When we last looked in at Democratic Senators Joe Manchin of West Virginia and Krysten Sinema of Arizona they were the targets of an unprecedented TV ad campaign aimed to sway their vote vis-à-vis President Biden’s Build Back Better legislation. Since we checked in on them in mid-October, the more expansive - yet slightly pared down - infrastructure package has passed the House and now lies with the Senate.
To the extent ad spending presages political developments, we can safely assume this version of BBB will have a difficult passage in the Senate when the vote comes in a few weeks. Our initial analysis indicated that progressives were not confident about convincing Manchin to support their programs. He is a conservative Democrat in a very red state. There is virtually no electoral upside to his siding with the progressive wing of his party.
From the beginning of 2021 to the midpoint of October, PACs supportive of Manchin were outspending their intraparty rivals by 4.5 to 1. In the period since the middle of October, that dynamic holds though it has dropped to 3 to 1. Digging a little further into the West Virginia numbers Kantar can report that there is a total of 11 PACs up on the air in West Virginia with a total of 17 creatives. We have monitored progressive groups running $81,000 worth of advertising with 676 airings hostile to Senator Manchin. The moderate faction of Manchin’s party spent $241,000 worth of advertising on 3,202 airings.
As was the case when we last broke down the numbers, progressive PACs felt they had a better chance of convincing Kyrsten Sinema than Joe Manchin. Given her background, political pedigree and Arizona trending blue in recent cycles, they undoubtedly believed she was more amenable to their policy preferences.
In Arizona the ad spend was nearly dead even. Those totals have seen a sea change in the past seven weeks. By a factor of 2.5 to 1, moderate Democratic groups have outspent their progressive rivals.

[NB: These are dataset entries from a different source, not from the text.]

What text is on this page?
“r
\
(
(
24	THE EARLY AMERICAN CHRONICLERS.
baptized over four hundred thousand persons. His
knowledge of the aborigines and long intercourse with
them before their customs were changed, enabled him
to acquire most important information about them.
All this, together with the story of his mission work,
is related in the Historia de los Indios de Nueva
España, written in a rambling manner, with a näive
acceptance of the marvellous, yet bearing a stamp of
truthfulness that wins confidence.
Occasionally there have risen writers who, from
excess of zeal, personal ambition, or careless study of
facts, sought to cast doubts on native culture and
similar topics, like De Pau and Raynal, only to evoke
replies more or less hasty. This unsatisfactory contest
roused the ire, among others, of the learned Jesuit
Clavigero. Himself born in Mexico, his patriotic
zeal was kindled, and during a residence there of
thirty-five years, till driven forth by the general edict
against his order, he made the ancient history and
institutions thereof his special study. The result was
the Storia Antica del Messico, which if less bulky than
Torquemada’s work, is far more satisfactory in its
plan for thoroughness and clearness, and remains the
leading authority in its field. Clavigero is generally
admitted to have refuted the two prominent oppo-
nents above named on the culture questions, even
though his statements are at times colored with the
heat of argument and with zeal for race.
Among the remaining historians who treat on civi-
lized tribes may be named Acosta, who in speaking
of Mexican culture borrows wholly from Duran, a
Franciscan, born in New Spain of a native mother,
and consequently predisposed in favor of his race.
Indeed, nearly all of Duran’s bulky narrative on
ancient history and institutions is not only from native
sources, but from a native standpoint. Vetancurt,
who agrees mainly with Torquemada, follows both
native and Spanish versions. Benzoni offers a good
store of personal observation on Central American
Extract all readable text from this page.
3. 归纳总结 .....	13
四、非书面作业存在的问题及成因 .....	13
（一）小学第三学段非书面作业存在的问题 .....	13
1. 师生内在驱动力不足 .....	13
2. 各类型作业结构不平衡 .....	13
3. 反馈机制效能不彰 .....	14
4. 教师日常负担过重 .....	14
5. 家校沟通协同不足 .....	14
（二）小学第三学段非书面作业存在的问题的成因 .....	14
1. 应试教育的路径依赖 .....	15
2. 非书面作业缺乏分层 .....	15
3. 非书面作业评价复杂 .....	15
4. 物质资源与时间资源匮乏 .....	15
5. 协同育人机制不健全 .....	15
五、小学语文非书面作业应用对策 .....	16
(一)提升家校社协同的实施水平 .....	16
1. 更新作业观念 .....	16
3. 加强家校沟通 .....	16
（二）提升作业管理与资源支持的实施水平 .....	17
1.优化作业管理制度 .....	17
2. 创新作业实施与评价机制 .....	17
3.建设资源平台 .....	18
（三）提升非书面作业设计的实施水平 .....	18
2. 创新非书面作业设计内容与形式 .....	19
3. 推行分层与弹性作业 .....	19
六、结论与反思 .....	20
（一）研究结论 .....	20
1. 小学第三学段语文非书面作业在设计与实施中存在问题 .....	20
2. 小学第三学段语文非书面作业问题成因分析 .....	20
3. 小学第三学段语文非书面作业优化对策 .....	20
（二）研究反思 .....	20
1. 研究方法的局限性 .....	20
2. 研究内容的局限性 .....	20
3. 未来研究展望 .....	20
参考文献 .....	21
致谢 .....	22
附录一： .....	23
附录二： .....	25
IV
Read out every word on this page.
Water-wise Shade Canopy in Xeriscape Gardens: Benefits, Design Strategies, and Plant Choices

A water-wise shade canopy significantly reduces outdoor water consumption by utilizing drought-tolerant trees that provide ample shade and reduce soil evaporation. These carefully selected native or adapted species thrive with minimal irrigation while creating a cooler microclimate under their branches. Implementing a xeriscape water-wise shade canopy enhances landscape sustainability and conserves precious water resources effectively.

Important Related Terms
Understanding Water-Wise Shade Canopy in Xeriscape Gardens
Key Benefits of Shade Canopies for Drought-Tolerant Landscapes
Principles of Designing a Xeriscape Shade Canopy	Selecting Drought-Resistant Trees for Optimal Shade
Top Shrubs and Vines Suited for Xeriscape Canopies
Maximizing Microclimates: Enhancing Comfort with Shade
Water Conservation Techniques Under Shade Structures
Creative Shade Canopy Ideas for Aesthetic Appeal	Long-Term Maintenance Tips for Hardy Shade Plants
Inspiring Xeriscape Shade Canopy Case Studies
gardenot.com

In all, Kantar has monitored 13 PACs with a total of 22 creatives airing on broadcast TV in Arizona as well as in Washington, DC. Ads critical of her appeared 1,767 times at a cost of $416,000, while ads supportive of her appeared 2,723 times at a cost of $1 million.
Senate Majority Leader Chuck Schumer has set a Christmas Day deadline for a vote on Build Back Better, but Senator Manchin is balking. Given the Democratic party’s recent surprise loss in the Virginia gubernatorial election and their close call in New Jersey, the energy appears to be trending towards their caucus’ moderate side. While the most likely result is that the bill will fail to pass or a scaled-back bill will succeed in passing, political outcomes and advertising trends don’t necessarily correlate.